HONOREE David Lynch

Responsibility, Inc., tijuana, mexico, education, children, povertyDAVID LYNCH

2006 HUMANITARIAN AWARD
Responsibility, Inc.
Tijuana, Mexico

In 1980, David Lynch, a public school teacher from New York, planned to spend a month as a volunteer serving the 35 families whose means of survival was scavenging at the municipal garbage dump in Tijuana, Mexico. After returning for two more summers, Lynch, struck with the conviction that education could lift the children there out of poverty, decided to stay and has been educating children there ever since.

Leaving his tenured teaching position behind, Lynch set up a tarp near where the children worked with their parents at the dumpsite.
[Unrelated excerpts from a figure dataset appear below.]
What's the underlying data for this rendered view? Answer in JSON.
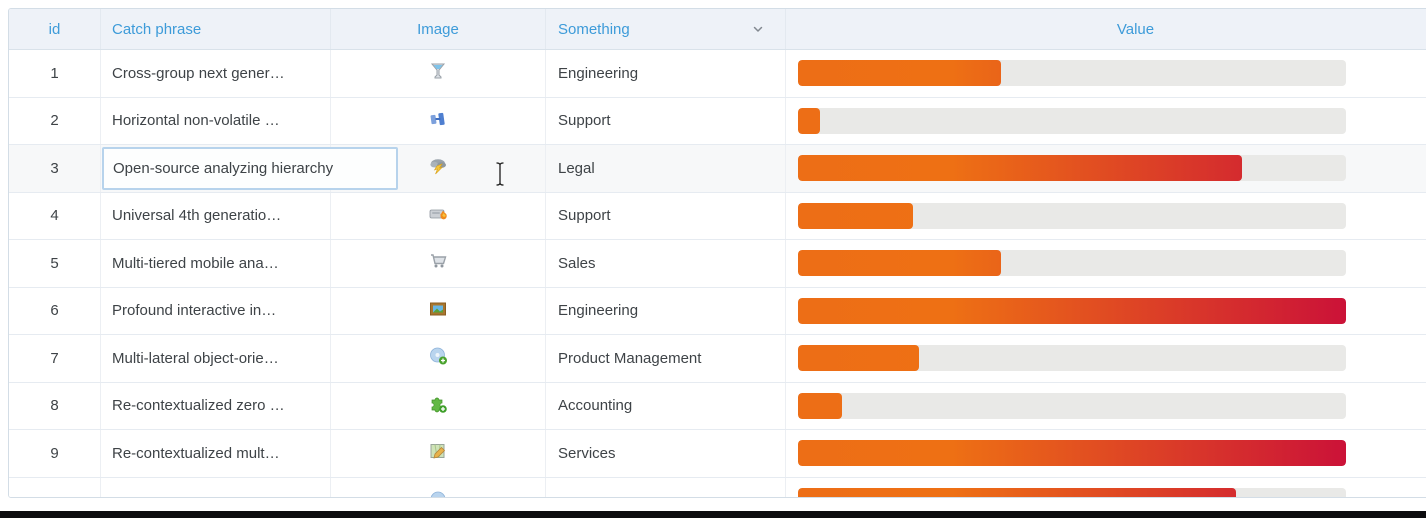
{
  "table": {
    "columns": [
      {
        "key": "id",
        "label": "id"
      },
      {
        "key": "catch_phrase",
        "label": "Catch phrase"
      },
      {
        "key": "image",
        "label": "Image"
      },
      {
        "key": "something",
        "label": "Something",
        "sort_icon": "chevron-down"
      },
      {
        "key": "value",
        "label": "Value"
      }
    ],
    "rows": [
      {
        "id": "1",
        "catch_phrase": "Cross-group next gener…",
        "icon": "funnel",
        "something": "Engineering",
        "value_pct": 37
      },
      {
        "id": "2",
        "catch_phrase": "Horizontal non-volatile …",
        "icon": "blue-bricks",
        "something": "Support",
        "value_pct": 4
      },
      {
        "id": "3",
        "catch_phrase": "Open-source analyzing hierarchy",
        "icon": "storm-cloud",
        "something": "Legal",
        "value_pct": 81,
        "state": "editing"
      },
      {
        "id": "4",
        "catch_phrase": "Universal 4th generatio…",
        "icon": "drive-burn",
        "something": "Support",
        "value_pct": 21
      },
      {
        "id": "5",
        "catch_phrase": "Multi-tiered mobile ana…",
        "icon": "shopping-cart",
        "something": "Sales",
        "value_pct": 37
      },
      {
        "id": "6",
        "catch_phrase": "Profound interactive in…",
        "icon": "picture-frame",
        "something": "Engineering",
        "value_pct": 100
      },
      {
        "id": "7",
        "catch_phrase": "Multi-lateral object-orie…",
        "icon": "cd-add",
        "something": "Product Management",
        "value_pct": 22
      },
      {
        "id": "8",
        "catch_phrase": "Re-contextualized zero …",
        "icon": "puzzle-add",
        "something": "Accounting",
        "value_pct": 8
      },
      {
        "id": "9",
        "catch_phrase": "Re-contextualized mult…",
        "icon": "map-edit",
        "something": "Services",
        "value_pct": 100
      },
      {
        "id": "",
        "catch_phrase": "",
        "icon": "cd",
        "something": "",
        "value_pct": 80,
        "partial": true
      }
    ]
  },
  "editor": {
    "text": "Open-source analyzing hierarchy"
  },
  "colors": {
    "header_text": "#3D9BD9",
    "header_bg": "#EEF2F8",
    "bar_start": "#ED6E16",
    "bar_end": "#CB1238",
    "bar_track": "#E9E9E7",
    "cell_text": "#3E4347"
  }
}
Here he offered an English class which eventually became a complete education system, called Responsibility, Inc., serving 400 children per year. As financial support for buildings and teachers became available, Responsibility grew to provide classes for children ages 3 to 7 and a computer lab and art school for all the children living around the city dump. Lynch also set up a program whereby students from all over the United States have the opportunity to help the less fortunate. This is often an integral part of the high school and college experience for students to do social service hours or get classroom teaching experience for those majoring in child development or education. Annually, 2,500 U.S. students devote their time in some way to help the poorest of the poor.

Despite cynicism from the general public and no financial assistance from the government to support the education of the preschool/kindergarten children in this poverty stricken area of Tijuana, Lynch has worked to bring his students’ learning capacity to a step above that of the surrounding government funded schools. From inception in 1992, Lynch’s program has placed a majority of its kindergarten graduates a full year ahead on the entrance exam provided by the Mexican public school system, Lynch’s efforts have served to significantly better the lives of thousands of Mexican students, involve the lives of thousands of American students, and inspire the lives of countless others.